Scientists announce discovery of millions of fresh morons in wake of Adam Johnson trial

stupid-man

One of the newly discovered morons, pictured here in his natural habitat.

Describing it as a wholly unexpected turn of events, scientists at Durham University today announced the discovery of millions of fresh morons in the wake of the much-publicised Adam Johnson trial.

Researchers revealed the discovery of the previously unknown knuckle-dragging Neanderthals was made by chance after they arbitrarily created an algorithm notifying them of the use of the words “strange”, “Adam Johnson”, “unfair”, “she” and “knew”.

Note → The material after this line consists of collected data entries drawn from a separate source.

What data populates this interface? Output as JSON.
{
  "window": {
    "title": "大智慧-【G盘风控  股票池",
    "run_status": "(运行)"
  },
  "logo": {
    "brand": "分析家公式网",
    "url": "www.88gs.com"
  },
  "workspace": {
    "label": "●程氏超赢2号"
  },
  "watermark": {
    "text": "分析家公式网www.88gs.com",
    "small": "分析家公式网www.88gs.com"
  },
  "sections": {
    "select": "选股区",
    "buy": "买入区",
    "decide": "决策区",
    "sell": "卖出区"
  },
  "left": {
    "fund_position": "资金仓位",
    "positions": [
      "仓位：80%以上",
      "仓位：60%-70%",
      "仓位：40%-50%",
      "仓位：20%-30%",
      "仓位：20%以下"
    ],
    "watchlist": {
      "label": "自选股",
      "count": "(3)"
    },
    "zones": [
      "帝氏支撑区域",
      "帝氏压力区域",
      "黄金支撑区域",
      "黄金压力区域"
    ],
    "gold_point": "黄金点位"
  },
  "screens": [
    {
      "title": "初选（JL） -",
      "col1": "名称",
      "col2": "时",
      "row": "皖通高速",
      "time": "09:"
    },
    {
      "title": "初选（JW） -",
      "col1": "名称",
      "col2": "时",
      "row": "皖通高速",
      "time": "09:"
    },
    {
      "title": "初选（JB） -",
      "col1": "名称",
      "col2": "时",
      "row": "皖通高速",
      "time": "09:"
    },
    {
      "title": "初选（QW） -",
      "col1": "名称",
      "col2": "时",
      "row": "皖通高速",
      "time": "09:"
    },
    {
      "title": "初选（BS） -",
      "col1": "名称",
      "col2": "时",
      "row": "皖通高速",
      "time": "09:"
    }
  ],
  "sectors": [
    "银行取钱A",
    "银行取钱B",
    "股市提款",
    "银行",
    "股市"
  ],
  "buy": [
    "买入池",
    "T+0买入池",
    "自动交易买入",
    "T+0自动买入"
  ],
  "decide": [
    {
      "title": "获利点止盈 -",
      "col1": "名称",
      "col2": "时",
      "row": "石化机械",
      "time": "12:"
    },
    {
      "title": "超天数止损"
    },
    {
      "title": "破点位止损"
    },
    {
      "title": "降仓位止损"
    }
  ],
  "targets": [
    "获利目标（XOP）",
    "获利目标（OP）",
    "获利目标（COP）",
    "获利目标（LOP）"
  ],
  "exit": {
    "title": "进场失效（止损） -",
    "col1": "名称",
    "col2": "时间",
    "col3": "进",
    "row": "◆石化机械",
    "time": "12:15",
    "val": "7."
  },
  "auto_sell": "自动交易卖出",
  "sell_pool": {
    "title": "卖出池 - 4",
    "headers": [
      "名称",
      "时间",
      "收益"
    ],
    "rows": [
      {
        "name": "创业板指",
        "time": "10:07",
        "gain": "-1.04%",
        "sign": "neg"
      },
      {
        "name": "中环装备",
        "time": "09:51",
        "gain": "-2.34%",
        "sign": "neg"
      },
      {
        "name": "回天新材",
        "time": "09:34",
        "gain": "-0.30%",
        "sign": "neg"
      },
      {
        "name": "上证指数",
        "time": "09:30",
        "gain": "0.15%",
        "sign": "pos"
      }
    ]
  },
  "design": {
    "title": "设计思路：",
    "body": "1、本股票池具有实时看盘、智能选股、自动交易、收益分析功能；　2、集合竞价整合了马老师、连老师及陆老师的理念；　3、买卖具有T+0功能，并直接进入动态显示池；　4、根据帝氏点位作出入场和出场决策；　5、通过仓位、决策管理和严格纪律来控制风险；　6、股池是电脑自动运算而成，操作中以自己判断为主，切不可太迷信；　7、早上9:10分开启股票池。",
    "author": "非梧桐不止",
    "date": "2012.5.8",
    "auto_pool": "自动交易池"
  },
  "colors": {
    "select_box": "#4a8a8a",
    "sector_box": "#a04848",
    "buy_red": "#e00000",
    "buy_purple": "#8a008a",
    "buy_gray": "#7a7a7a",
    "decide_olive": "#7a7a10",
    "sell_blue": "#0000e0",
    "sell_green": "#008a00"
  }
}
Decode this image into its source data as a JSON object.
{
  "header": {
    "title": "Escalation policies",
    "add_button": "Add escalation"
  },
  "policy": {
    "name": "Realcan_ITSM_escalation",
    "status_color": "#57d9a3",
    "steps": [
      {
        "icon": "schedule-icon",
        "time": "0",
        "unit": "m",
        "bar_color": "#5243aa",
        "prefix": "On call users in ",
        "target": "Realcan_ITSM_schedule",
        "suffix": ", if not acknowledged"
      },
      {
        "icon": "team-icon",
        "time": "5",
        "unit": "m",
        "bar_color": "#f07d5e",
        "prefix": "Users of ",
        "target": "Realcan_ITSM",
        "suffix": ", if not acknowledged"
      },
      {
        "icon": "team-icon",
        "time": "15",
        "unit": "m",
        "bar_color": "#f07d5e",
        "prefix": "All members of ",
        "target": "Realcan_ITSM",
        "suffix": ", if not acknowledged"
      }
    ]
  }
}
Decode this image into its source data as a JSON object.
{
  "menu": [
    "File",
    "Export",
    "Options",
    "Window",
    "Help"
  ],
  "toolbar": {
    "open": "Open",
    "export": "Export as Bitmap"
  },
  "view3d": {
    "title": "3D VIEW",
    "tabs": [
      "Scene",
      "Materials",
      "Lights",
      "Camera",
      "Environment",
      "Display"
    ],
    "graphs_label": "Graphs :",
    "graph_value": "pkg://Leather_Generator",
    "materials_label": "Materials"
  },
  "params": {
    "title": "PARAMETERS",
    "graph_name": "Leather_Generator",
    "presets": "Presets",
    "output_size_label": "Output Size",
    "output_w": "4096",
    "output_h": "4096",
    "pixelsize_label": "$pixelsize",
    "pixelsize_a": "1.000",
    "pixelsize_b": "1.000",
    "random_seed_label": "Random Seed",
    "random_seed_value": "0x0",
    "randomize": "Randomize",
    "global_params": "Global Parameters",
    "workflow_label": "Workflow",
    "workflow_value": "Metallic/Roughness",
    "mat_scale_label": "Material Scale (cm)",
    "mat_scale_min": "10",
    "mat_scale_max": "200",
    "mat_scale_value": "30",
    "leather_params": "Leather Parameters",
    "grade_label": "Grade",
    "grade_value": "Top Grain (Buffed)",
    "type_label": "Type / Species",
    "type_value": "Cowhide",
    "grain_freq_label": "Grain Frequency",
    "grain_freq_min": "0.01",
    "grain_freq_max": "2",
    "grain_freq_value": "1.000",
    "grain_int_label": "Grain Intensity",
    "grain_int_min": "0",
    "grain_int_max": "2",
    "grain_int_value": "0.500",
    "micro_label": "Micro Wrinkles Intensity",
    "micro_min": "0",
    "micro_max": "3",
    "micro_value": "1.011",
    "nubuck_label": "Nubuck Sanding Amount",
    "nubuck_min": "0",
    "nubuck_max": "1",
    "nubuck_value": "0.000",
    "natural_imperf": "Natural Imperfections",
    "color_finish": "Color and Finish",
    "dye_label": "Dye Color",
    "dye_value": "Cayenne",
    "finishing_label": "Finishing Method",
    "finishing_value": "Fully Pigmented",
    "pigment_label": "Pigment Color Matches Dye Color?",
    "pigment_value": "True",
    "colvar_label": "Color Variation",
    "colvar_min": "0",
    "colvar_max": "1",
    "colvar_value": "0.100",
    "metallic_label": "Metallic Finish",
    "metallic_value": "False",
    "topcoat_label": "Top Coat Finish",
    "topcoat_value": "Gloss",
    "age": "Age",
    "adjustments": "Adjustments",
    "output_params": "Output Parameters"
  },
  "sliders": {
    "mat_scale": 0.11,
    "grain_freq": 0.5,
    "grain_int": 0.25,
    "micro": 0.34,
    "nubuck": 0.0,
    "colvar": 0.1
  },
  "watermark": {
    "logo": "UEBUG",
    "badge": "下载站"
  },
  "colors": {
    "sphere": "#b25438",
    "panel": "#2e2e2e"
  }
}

“This is incredible. A discovery on this sort of scale is nothing like we expected,” said lead researcher Jim Carp, adding that his team had previously assumed that all current adult morons had been accounted for.

“Once we were notified of the initial rush of clueless weirdos it was rather easy to deduce who else was at their remarkably low level of emotional and intellectual intelligence by merely seeing who agreed with them.”

The research had been made easier, the group revealed, by the morons’ collective belief that what they were saying was not wrong in any way, removing any possibility that they might attempt to delete evidence of their idiocy.

“As pathetic and weird it is that people think and speak like this, the public is ultimately better off as a whole knowing that there are in fact millions more dangerous morons out there than was ever considered possible.”

When asked to respond, the millions of freshly discovered morons looked at each other in confusion for several hours.